City Proposes Spending $3.2M in ARP Aid to Businesses
YOUNGSTOWN, Ohio – City officials are considering proposals to spend nearly $3.2 million in American Rescue Plan funds to provide direct aid to businesses or assist companies with finding sites.
The proposals, presented to city council’s community planning and economic development committee Tuesday evening, include allocating $2 million for a new revolving loan fund managed by Valley Partners and $1 million for a citywide façade grant program, according to Nikki Posterli, chief of staff to Mayor Jamael Tito Brown and director of the city’s department of community planning and economic development.
The city and Valley Partners representatives are finalizing the details for the loan fund, Posterli said.
The fund would target for-profit businesses with annual sales of less than $1 million or otherwise meet the U.S. Small Business Administration’s definition of a small business, according to a draft proposal for the program.
“A lot of the problems [businesses] are having is access to capital right now,” Posterli said.
Over a two-year period, Valley Partners disbursed about $10 million in COVID-19 pandemic relief funds, estimated Teresa Miller, executive director of Valley Partners in Liberty Township.
“It showed there was a great need for flexible, low-interest financing to be available to small businesses. Financial institutions tightened their regulations after the pandemic and so a lot of businesses are having a hard time getting the additional funding that they needed,” Miller said. Also, many businesses had to close during the pandemic, resulting in a decline in sales that banks see as “a detrimental thing on our financials.”
Loan funds could be used for fixed assets or working capital under the program as its being proposed, Miller said. The average loan about would be between $50,000 and $75,000, for a maximum of $150,000. The target goal is to create one job for each $50,000 lent.
The proposed façade grant would provide funds covering 50% of all exterior renovations up to $20,000, according to a draft document. They can be used to “update or refresh the exterior” of any city business. Typical uses include painting, siding, fencing, landscaping, parking lots and signage.
Upon approval by the city’s Board of Control, the business would enter into a five-year agreement with the city, under which 20% of the grant will be forgiven each year, If the business closes or moves within that five-year period, the grant would default as a loan. The façade applications must be approved by the city’s design review and Youngstown Initiative committees.

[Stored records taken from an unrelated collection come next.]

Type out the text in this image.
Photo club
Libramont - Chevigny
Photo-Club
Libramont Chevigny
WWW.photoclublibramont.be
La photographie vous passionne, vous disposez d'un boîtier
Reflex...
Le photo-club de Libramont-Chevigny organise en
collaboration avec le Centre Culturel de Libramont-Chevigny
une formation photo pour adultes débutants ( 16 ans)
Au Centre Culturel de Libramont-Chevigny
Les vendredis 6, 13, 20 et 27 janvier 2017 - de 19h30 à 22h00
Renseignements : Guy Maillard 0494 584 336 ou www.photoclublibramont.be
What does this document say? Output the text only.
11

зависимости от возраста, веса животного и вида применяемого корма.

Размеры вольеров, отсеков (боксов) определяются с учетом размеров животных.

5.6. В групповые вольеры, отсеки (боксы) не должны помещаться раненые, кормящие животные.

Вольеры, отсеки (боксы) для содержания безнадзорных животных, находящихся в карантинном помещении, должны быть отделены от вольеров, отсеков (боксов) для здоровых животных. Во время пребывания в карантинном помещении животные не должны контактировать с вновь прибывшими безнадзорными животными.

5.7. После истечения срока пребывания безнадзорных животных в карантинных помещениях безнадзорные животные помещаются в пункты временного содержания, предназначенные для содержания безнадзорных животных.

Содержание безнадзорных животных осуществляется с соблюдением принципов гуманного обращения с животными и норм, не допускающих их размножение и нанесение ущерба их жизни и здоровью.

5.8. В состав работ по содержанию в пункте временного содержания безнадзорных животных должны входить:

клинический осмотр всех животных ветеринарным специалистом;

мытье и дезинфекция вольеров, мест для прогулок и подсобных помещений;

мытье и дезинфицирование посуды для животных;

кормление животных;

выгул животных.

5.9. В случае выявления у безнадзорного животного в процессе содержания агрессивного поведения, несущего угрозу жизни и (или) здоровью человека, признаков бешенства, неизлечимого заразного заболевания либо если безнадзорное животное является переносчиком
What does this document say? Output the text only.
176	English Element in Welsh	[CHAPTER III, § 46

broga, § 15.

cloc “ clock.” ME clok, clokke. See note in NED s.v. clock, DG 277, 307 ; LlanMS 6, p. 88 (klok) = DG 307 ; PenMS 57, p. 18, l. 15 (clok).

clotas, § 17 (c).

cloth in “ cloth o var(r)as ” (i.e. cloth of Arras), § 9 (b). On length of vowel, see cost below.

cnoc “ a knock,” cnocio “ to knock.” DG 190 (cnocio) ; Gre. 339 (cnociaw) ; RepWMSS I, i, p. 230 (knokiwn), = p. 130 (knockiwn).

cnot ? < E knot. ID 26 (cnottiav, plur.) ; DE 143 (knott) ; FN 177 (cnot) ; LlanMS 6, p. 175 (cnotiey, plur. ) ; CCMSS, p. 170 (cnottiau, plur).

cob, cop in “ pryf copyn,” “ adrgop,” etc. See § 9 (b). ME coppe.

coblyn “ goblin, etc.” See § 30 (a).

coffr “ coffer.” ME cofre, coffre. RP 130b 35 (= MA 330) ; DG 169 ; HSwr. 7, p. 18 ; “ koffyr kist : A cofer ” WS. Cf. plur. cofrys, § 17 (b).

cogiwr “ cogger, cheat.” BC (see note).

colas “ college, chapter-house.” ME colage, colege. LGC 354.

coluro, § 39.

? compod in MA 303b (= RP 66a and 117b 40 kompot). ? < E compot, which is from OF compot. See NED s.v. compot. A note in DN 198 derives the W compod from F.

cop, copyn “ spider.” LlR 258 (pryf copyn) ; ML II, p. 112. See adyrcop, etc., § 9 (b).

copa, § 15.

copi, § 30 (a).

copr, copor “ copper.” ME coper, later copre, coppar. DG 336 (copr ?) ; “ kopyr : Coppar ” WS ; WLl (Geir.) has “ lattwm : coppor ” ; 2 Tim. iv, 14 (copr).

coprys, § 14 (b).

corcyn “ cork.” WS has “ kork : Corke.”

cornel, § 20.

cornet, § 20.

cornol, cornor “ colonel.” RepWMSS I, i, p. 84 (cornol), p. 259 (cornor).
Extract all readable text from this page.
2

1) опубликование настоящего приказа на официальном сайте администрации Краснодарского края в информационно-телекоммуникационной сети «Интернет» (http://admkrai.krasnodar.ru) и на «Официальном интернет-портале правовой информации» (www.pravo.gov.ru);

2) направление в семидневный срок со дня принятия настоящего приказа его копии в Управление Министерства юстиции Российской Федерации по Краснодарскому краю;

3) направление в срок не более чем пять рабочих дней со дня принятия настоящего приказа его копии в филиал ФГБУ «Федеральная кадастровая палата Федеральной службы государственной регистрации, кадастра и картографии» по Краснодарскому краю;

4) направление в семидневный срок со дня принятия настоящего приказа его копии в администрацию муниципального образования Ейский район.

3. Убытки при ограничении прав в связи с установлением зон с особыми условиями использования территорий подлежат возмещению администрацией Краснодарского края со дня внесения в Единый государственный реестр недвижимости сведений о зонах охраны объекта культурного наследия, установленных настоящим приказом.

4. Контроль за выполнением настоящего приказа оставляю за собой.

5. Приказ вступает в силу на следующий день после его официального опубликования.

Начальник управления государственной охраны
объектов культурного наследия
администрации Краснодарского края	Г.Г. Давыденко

Additionally, the administration is proposing entering into a partnership with the Youngstown/Warren Regional Chamber to work with the city on a site readiness program. The chamber would be paid $187,500 under the proposal.
“They’re going to help us identify sites and buildings, and coordinate community meetings and organizations so that we could position ourselves better” when businesses are looking for locations, Posterli said.
The chamber’s proposal is in response to the situation affecting northeastern Ohio and the Midwest more broadly “where we do not have an inventory of properties, sites or buildings to respond to the massive influx of leads that we’ve been receiving, and the steps that need to be taken,” said Shea MacMillan, chamber vice president, economic development.
The chamber, which vets about 70 inquiries annually, is seeing increased opportunity because of reshoring taking place in emerging markets involving semiconductors and the electric vehicle supply chain, he said.
“We’re always finding ourselves kind of behind the eight ball when it comes to being site-ready,” Posterli said. Oftentimes the city will receive a blanket email describing the proposed project and detailing site needs, and the city only has a couple of days to respond, Posterli said. That leaves city officials scrambling to identify sites, determine who owns the property and how the city can obtain it, she said.
The chamber would collaborate with consultants in addition to bringing on additional capacity internally, MacMillan said.